No, I can’t, @kdavis worked on that, as
git history shows: https://github.com/mozilla/DeepSpeech/commits/master/bin/import_gram_vaani.py
Also, please refrain from that, there’s nothing we can do if you don’t give more informations. This is painful since we have to ask you details you should already have given, thus forcing an extra round-trip.
Do you have the Gramvaani data set?
@kdavis no i thought like other importer it must be having link for the download as well in code but just saw there is no link in the code and it is just an importer.
Can you please tell me from where to get from gramvaani i have visited their site but not able to find any voice dataset.
@sanjay.pandey No this data set is, for now, private between Mozilla and Gram Vaani, but will eventually be released to everyone when all its details are worked out.
oh! sad! Can you tell me estimate time(days or months) when it will be released?
Actually i am training for “restaurant order taking” so i need to my model to understand every single item written in menu. I trained on common voice dataset(english validation-train) and i thought by adding menu items on language model will be enough but actually it is taking words on vocab it is trained on. So i need to train on vocabulary which i am including on language model. Right?
Actually the Gram Vaani data is in Hindi. So I don’t think it will be of much use for an non-Hindi engine, and the release, I’d guess, will be sometime this year.
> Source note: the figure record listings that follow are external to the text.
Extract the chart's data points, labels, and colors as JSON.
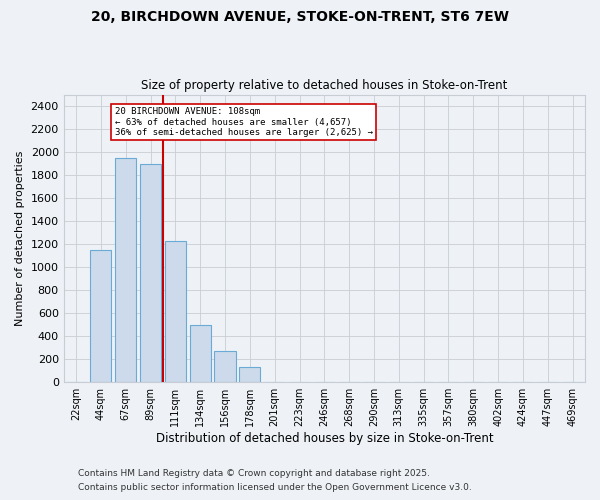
{
  "title1": "20, BIRCHDOWN AVENUE, STOKE-ON-TRENT, ST6 7EW",
  "title2": "Size of property relative to detached houses in Stoke-on-Trent",
  "xlabel": "Distribution of detached houses by size in Stoke-on-Trent",
  "ylabel": "Number of detached properties",
  "bin_labels": [
    "22sqm",
    "44sqm",
    "67sqm",
    "89sqm",
    "111sqm",
    "134sqm",
    "156sqm",
    "178sqm",
    "201sqm",
    "223sqm",
    "246sqm",
    "268sqm",
    "290sqm",
    "313sqm",
    "335sqm",
    "357sqm",
    "380sqm",
    "402sqm",
    "424sqm",
    "447sqm",
    "469sqm"
  ],
  "bin_values": [
    0,
    1150,
    1950,
    1900,
    1230,
    500,
    270,
    130,
    0,
    0,
    0,
    0,
    0,
    0,
    0,
    0,
    0,
    0,
    0,
    0,
    0
  ],
  "bar_color": "#ccdaeb",
  "bar_edge_color": "#6aaad4",
  "red_line_bin": 3.5,
  "annotation_line1": "20 BIRCHDOWN AVENUE: 108sqm",
  "annotation_line2": "← 63% of detached houses are smaller (4,657)",
  "annotation_line3": "36% of semi-detached houses are larger (2,625) →",
  "ylim": [
    0,
    2500
  ],
  "yticks": [
    0,
    200,
    400,
    600,
    800,
    1000,
    1200,
    1400,
    1600,
    1800,
    2000,
    2200,
    2400
  ],
  "bg_color": "#eef2f7",
  "grid_color": "#c8cdd4",
  "footer1": "Contains HM Land Registry data © Crown copyright and database right 2025.",
  "footer2": "Contains public sector information licensed under the Open Government Licence v3.0."
}
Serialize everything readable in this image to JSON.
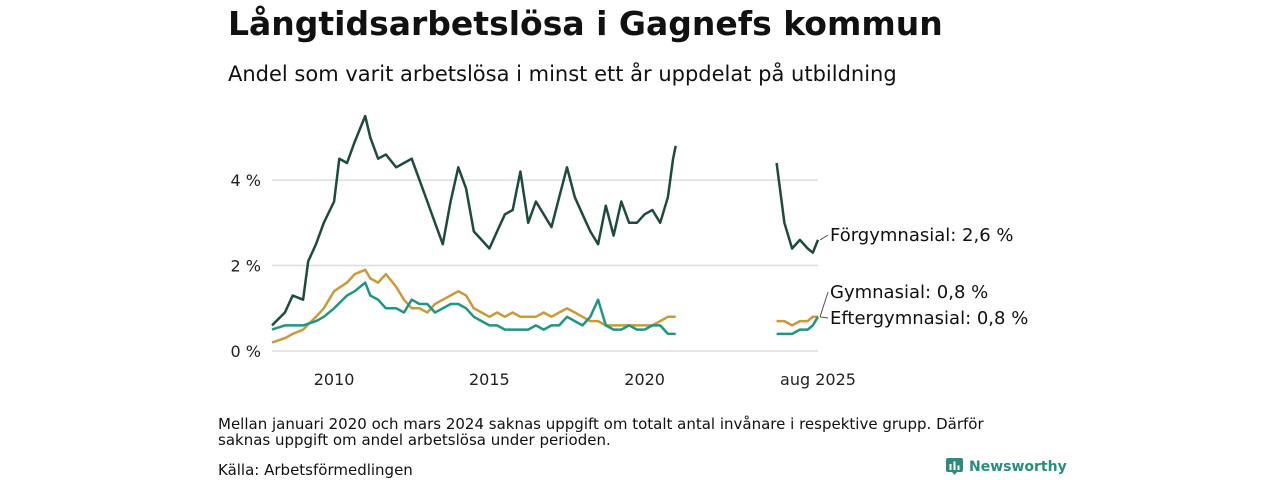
{
  "header": {
    "title": "Långtidsarbetslösa i Gagnefs kommun",
    "subtitle": "Andel som varit arbetslösa i minst ett år uppdelat på utbildning"
  },
  "footer": {
    "note": "Mellan januari 2020 och mars 2024 saknas uppgift om totalt antal invånare i respektive grupp. Därför saknas uppgift om andel arbetslösa under perioden.",
    "source": "Källa: Arbetsförmedlingen",
    "brand": "Newsworthy"
  },
  "chart_data": {
    "type": "line",
    "title": "Långtidsarbetslösa i Gagnefs kommun",
    "subtitle": "Andel som varit arbetslösa i minst ett år uppdelat på utbildning",
    "xlabel": "",
    "ylabel": "",
    "ylim": [
      0,
      5.5
    ],
    "yticks": [
      0,
      2,
      4
    ],
    "ytick_labels": [
      "0 %",
      "2 %",
      "4 %"
    ],
    "xtick_labels": [
      "2010",
      "2015",
      "2020",
      "aug 2025"
    ],
    "grid": "horizontal",
    "legend": "direct labels at line ends (right)",
    "colors": {
      "Förgymnasial": "#1e4a40",
      "Gymnasial": "#c89a3c",
      "Eftergymnasial": "#1f9583",
      "grid": "#dddddd"
    },
    "series": [
      {
        "name": "Förgymnasial",
        "end_label": "Förgymnasial: 2,6 %",
        "points": [
          [
            "2008-01",
            0.6
          ],
          [
            "2008-06",
            0.9
          ],
          [
            "2008-09",
            1.3
          ],
          [
            "2009-01",
            1.2
          ],
          [
            "2009-03",
            2.1
          ],
          [
            "2009-06",
            2.5
          ],
          [
            "2009-09",
            3.0
          ],
          [
            "2010-01",
            3.5
          ],
          [
            "2010-03",
            4.5
          ],
          [
            "2010-06",
            4.4
          ],
          [
            "2010-09",
            4.9
          ],
          [
            "2011-01",
            5.5
          ],
          [
            "2011-03",
            5.0
          ],
          [
            "2011-06",
            4.5
          ],
          [
            "2011-09",
            4.6
          ],
          [
            "2012-01",
            4.3
          ],
          [
            "2012-04",
            4.4
          ],
          [
            "2012-07",
            4.5
          ],
          [
            "2012-10",
            4.0
          ],
          [
            "2013-01",
            3.5
          ],
          [
            "2013-04",
            3.0
          ],
          [
            "2013-07",
            2.5
          ],
          [
            "2013-10",
            3.5
          ],
          [
            "2014-01",
            4.3
          ],
          [
            "2014-04",
            3.8
          ],
          [
            "2014-07",
            2.8
          ],
          [
            "2014-10",
            2.6
          ],
          [
            "2015-01",
            2.4
          ],
          [
            "2015-04",
            2.8
          ],
          [
            "2015-07",
            3.2
          ],
          [
            "2015-10",
            3.3
          ],
          [
            "2016-01",
            4.2
          ],
          [
            "2016-04",
            3.0
          ],
          [
            "2016-07",
            3.5
          ],
          [
            "2016-10",
            3.2
          ],
          [
            "2017-01",
            2.9
          ],
          [
            "2017-04",
            3.6
          ],
          [
            "2017-07",
            4.3
          ],
          [
            "2017-10",
            3.6
          ],
          [
            "2018-01",
            3.2
          ],
          [
            "2018-04",
            2.8
          ],
          [
            "2018-07",
            2.5
          ],
          [
            "2018-10",
            3.4
          ],
          [
            "2019-01",
            2.7
          ],
          [
            "2019-04",
            3.5
          ],
          [
            "2019-07",
            3.0
          ],
          [
            "2019-10",
            3.0
          ],
          [
            "2020-01",
            3.2
          ],
          [
            "2020-04",
            3.3
          ],
          [
            "2020-07",
            3.0
          ],
          [
            "2020-10",
            3.6
          ],
          [
            "2020-12",
            4.5
          ],
          [
            "2021-01",
            4.8
          ]
        ],
        "points_after_gap": [
          [
            "2024-04",
            4.4
          ],
          [
            "2024-07",
            3.0
          ],
          [
            "2024-10",
            2.4
          ],
          [
            "2025-01",
            2.6
          ],
          [
            "2025-04",
            2.4
          ],
          [
            "2025-06",
            2.3
          ],
          [
            "2025-08",
            2.6
          ]
        ]
      },
      {
        "name": "Gymnasial",
        "end_label": "Gymnasial: 0,8 %",
        "points": [
          [
            "2008-01",
            0.2
          ],
          [
            "2008-06",
            0.3
          ],
          [
            "2008-09",
            0.4
          ],
          [
            "2009-01",
            0.5
          ],
          [
            "2009-06",
            0.8
          ],
          [
            "2009-09",
            1.0
          ],
          [
            "2010-01",
            1.4
          ],
          [
            "2010-06",
            1.6
          ],
          [
            "2010-09",
            1.8
          ],
          [
            "2011-01",
            1.9
          ],
          [
            "2011-03",
            1.7
          ],
          [
            "2011-06",
            1.6
          ],
          [
            "2011-09",
            1.8
          ],
          [
            "2012-01",
            1.5
          ],
          [
            "2012-04",
            1.2
          ],
          [
            "2012-07",
            1.0
          ],
          [
            "2012-10",
            1.0
          ],
          [
            "2013-01",
            0.9
          ],
          [
            "2013-04",
            1.1
          ],
          [
            "2013-07",
            1.2
          ],
          [
            "2013-10",
            1.3
          ],
          [
            "2014-01",
            1.4
          ],
          [
            "2014-04",
            1.3
          ],
          [
            "2014-07",
            1.0
          ],
          [
            "2014-10",
            0.9
          ],
          [
            "2015-01",
            0.8
          ],
          [
            "2015-04",
            0.9
          ],
          [
            "2015-07",
            0.8
          ],
          [
            "2015-10",
            0.9
          ],
          [
            "2016-01",
            0.8
          ],
          [
            "2016-04",
            0.8
          ],
          [
            "2016-07",
            0.8
          ],
          [
            "2016-10",
            0.9
          ],
          [
            "2017-01",
            0.8
          ],
          [
            "2017-04",
            0.9
          ],
          [
            "2017-07",
            1.0
          ],
          [
            "2017-10",
            0.9
          ],
          [
            "2018-01",
            0.8
          ],
          [
            "2018-04",
            0.7
          ],
          [
            "2018-07",
            0.7
          ],
          [
            "2018-10",
            0.6
          ],
          [
            "2019-01",
            0.6
          ],
          [
            "2019-04",
            0.6
          ],
          [
            "2019-07",
            0.6
          ],
          [
            "2019-10",
            0.6
          ],
          [
            "2020-01",
            0.6
          ],
          [
            "2020-04",
            0.6
          ],
          [
            "2020-07",
            0.7
          ],
          [
            "2020-10",
            0.8
          ],
          [
            "2021-01",
            0.8
          ]
        ],
        "points_after_gap": [
          [
            "2024-04",
            0.7
          ],
          [
            "2024-07",
            0.7
          ],
          [
            "2024-10",
            0.6
          ],
          [
            "2025-01",
            0.7
          ],
          [
            "2025-04",
            0.7
          ],
          [
            "2025-06",
            0.8
          ],
          [
            "2025-08",
            0.8
          ]
        ]
      },
      {
        "name": "Eftergymnasial",
        "end_label": "Eftergymnasial: 0,8 %",
        "points": [
          [
            "2008-01",
            0.5
          ],
          [
            "2008-06",
            0.6
          ],
          [
            "2008-09",
            0.6
          ],
          [
            "2009-01",
            0.6
          ],
          [
            "2009-06",
            0.7
          ],
          [
            "2009-09",
            0.8
          ],
          [
            "2010-01",
            1.0
          ],
          [
            "2010-06",
            1.3
          ],
          [
            "2010-09",
            1.4
          ],
          [
            "2011-01",
            1.6
          ],
          [
            "2011-03",
            1.3
          ],
          [
            "2011-06",
            1.2
          ],
          [
            "2011-09",
            1.0
          ],
          [
            "2012-01",
            1.0
          ],
          [
            "2012-04",
            0.9
          ],
          [
            "2012-07",
            1.2
          ],
          [
            "2012-10",
            1.1
          ],
          [
            "2013-01",
            1.1
          ],
          [
            "2013-04",
            0.9
          ],
          [
            "2013-07",
            1.0
          ],
          [
            "2013-10",
            1.1
          ],
          [
            "2014-01",
            1.1
          ],
          [
            "2014-04",
            1.0
          ],
          [
            "2014-07",
            0.8
          ],
          [
            "2014-10",
            0.7
          ],
          [
            "2015-01",
            0.6
          ],
          [
            "2015-04",
            0.6
          ],
          [
            "2015-07",
            0.5
          ],
          [
            "2015-10",
            0.5
          ],
          [
            "2016-01",
            0.5
          ],
          [
            "2016-04",
            0.5
          ],
          [
            "2016-07",
            0.6
          ],
          [
            "2016-10",
            0.5
          ],
          [
            "2017-01",
            0.6
          ],
          [
            "2017-04",
            0.6
          ],
          [
            "2017-07",
            0.8
          ],
          [
            "2017-10",
            0.7
          ],
          [
            "2018-01",
            0.6
          ],
          [
            "2018-04",
            0.8
          ],
          [
            "2018-07",
            1.2
          ],
          [
            "2018-10",
            0.6
          ],
          [
            "2019-01",
            0.5
          ],
          [
            "2019-04",
            0.5
          ],
          [
            "2019-07",
            0.6
          ],
          [
            "2019-10",
            0.5
          ],
          [
            "2020-01",
            0.5
          ],
          [
            "2020-04",
            0.6
          ],
          [
            "2020-07",
            0.6
          ],
          [
            "2020-10",
            0.4
          ],
          [
            "2021-01",
            0.4
          ]
        ],
        "points_after_gap": [
          [
            "2024-04",
            0.4
          ],
          [
            "2024-07",
            0.4
          ],
          [
            "2024-10",
            0.4
          ],
          [
            "2025-01",
            0.5
          ],
          [
            "2025-04",
            0.5
          ],
          [
            "2025-06",
            0.6
          ],
          [
            "2025-08",
            0.8
          ]
        ]
      }
    ]
  }
}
But I’m not sure when.
Also, you don’t need to train on audio that contains all the vocabulary in the language model, assuming the language you are targeting has a more-or-less phonemic orthography, i.e. it sounds more-or-less like it is written.
PS: I’d like to hear more about your use case.
Okay @kdavis actually being in India myself and i wanted to train for hindi transcription as well for different use case.
Right now using deepspeech 0.4.1 i have further trained it on common voice dataset using import_cv.py file and have been able to reach successfully to around 0.8 loss on training dataset. Now i want to use it for taking mobile number of different customer and also taking orders from them like they will prompt their phone number
8990993231 which will be of 10 digits and then say the food items they want
like pizza,pasta,any indian items as well as any global items.
So what i did was i created language model like this which had
paneer butter masala
paneer masala tikka
the problem which i am facing is that sometime the word get mixed up like if i say “paneer handi” it will listen “handi handi” and other sorts of problem. Can you please tell me what i can do further?
Also when i made language model using same text of common voice which i used for training and then did inference it was quite better as i tested with different people live.
Right now i am using H1n(ZOOM) stereo mic recorder and the voice is in 48khz.
I am using audio transriber gui for live inference. Does it convert the audio into 16khz or i need to convert it in 16khz?
Two things come to mind that might help
- Record at 16KHz, 16bit, mono as transcoding can introduce artifacts.
- Try adjusting the BEAM_WIDTH, LM_ALPHA, and LM_BETA parameters (For Python found here) when you use you custom “order taking language model”. These can be used to make the model more likely to give results from the text you trained your language model on.
Can you tell me if i need to reduce the value of each or decrease it or it is a random call? Like is there any methodology for tweaking this three parameters?
I’d start by increasing LM_ALPHA, then experiment from there.
Okay will try the same and also can you suggest me any microphone which have such specification or the mic which you people have used for directly recording at 16khz? i am having hard time to find frequency response of 16khz and 16 bit.
Truthfully, I’m don’t know a good mic to select. Maybe someone else can chime in?